To evaluate the effects of dioxin on differentiation, we examined cells differentiated in media with or without dioxin for 13 days. The presence of dioxin in the culture media did not alter the expression of Krt 18 and Krt 14, suggesting that dioxin did not change the course of differentiation from mESC to surface ectoderm and basal keratinocytes (Fig. 4B). After multiple passages (> 8), the steady-state D-KC exhibited a robust dioxin-induced AHR activation, reflected by the induction of Cyp1a1, the prototypical AHR target gene (Fig. 4C). While the presence of dioxin did not change Krt 14 expression, it increased Krt 1 expression by 3-fold. Hence, dioxin potentiates basal to spinous keratinocyte differentiation.
Dioxin plus Map3k1 loss-of-function further promote differentiation. In vivo, dioxin and Map3k1+/− have synergistic effects on impairing eye development. When neither dioxin nor Map3k1+/− alone are detrimental, their combination causes birth defects of the eye, a defect observed also in un-treated Map3k1−/− mice (41). Notwithstanding the intriguing phenotypic observations, how the environmental and genetic factors converge to disrupt the developmental programs has remained elusive. Given the similar effects of dioxin and Map3k1 gene mutation on promoting suprabasal differentiation, we postulated that the combination of these conditions exacerbated the differentiation abnormalities. We tested the idea by treatment of D-KC derived from wild type and Map3k1+/− mESCs with 10 nM dioxin for 3 days and examination of Krt 1 expression. Compared to the wild type cells, the Map3k1+/− cells had an increase of Krt 1 expression (Fig. 5A). Dioxin treatment increased Krt 1 expression by 3-fold in wild type cells, and remarkably, it induced Krt1 expression further in Map3k1+/− cells. The Krt 1 expression in dioxin-treated Map3k1+/− cells reached to nearly 8-fold of the levels in the untreated wild type cells and close to the levels in the untreated Map3k1−/− cells (Figs. 3C and 5A).

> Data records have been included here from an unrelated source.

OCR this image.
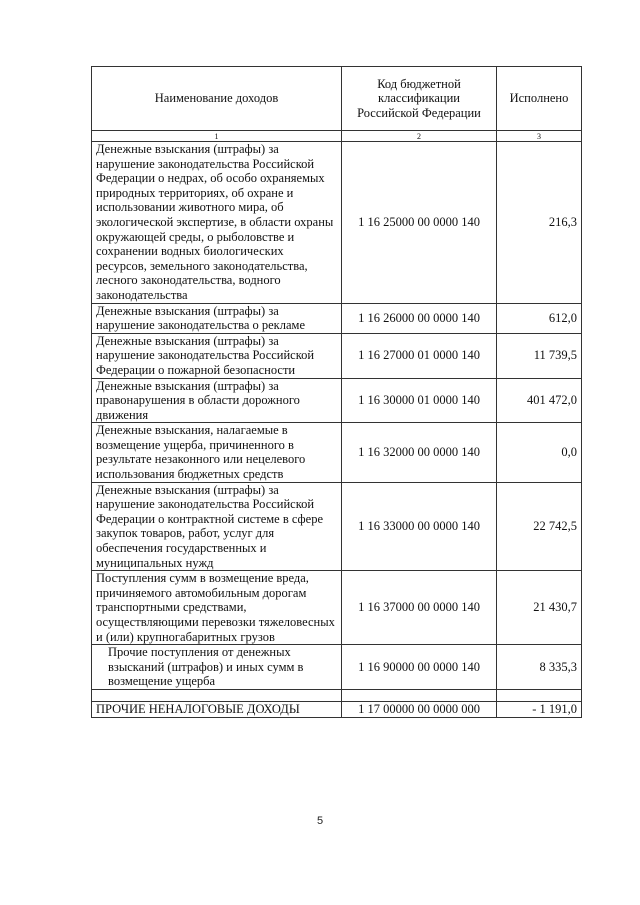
Наименование доходов	Код бюджетной классификации Российской Федерации	Исполнено
1	2	3
Денежные взыскания (штрафы) за нарушение законодательства Российской Федерации о недрах, об особо охраняемых природных территориях, об охране и использовании животного мира, об экологической экспертизе, в области охраны окружающей среды, о рыболовстве и сохранении водных биологических ресурсов, земельного законодательства, лесного законодательства, водного законодательства	1 16 25000 00 0000 140	216,3
Денежные взыскания (штрафы) за нарушение законодательства о рекламе	1 16 26000 00 0000 140	612,0
Денежные взыскания (штрафы) за нарушение законодательства Российской Федерации о пожарной безопасности	1 16 27000 01 0000 140	11 739,5
Денежные взыскания (штрафы) за правонарушения в области дорожного движения	1 16 30000 01 0000 140	401 472,0
Денежные взыскания, налагаемые в возмещение ущерба, причиненного в результате незаконного или нецелевого использования бюджетных средств	1 16 32000 00 0000 140	0,0
Денежные взыскания (штрафы) за нарушение законодательства Российской Федерации о контрактной системе в сфере закупок товаров, работ, услуг для обеспечения государственных и муниципальных нужд	1 16 33000 00 0000 140	22 742,5
Поступления сумм в возмещение вреда, причиняемого автомобильным дорогам транспортными средствами, осуществляющими перевозки тяжеловесных и (или) крупногабаритных грузов	1 16 37000 00 0000 140	21 430,7
Прочие поступления от денежных взысканий (штрафов) и иных сумм в возмещение ущерба	1 16 90000 00 0000 140	8 335,3

ПРОЧИЕ НЕНАЛОГОВЫЕ ДОХОДЫ	1 17 00000 00 0000 000	- 1 191,0
5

We also tested this idea in vivo by treatment of pregnant mice, carrying wild type and Map3k1+/− embryos, with 50 ug/kg dioxin on embryonic day (E)11.5. The embryos were collected on E15.5, as described previously (41) and the embryonic skin was examined by immunohistochemistry. The E-cadhesin staining labeled multiple layers of the epithelial cells in the embryonic skin, in which the Krt 1 positive cells were detectable at the most outer layer (Fig. 5B). Quantification of the signal intensities showed that neither dioxin exposure nor Map3k1+/− altered the level of Krt 1 expression; however, their combination significantly increased Krt 1 in more than 20 samples examined (Fig. 5C). The in vivo and in vitro data together raise an intriguing possibility that the gene-environment interactions significantly potentiate basal to suprabasal differentiation as a potential mechanism underlying the eye developmental abnormalities.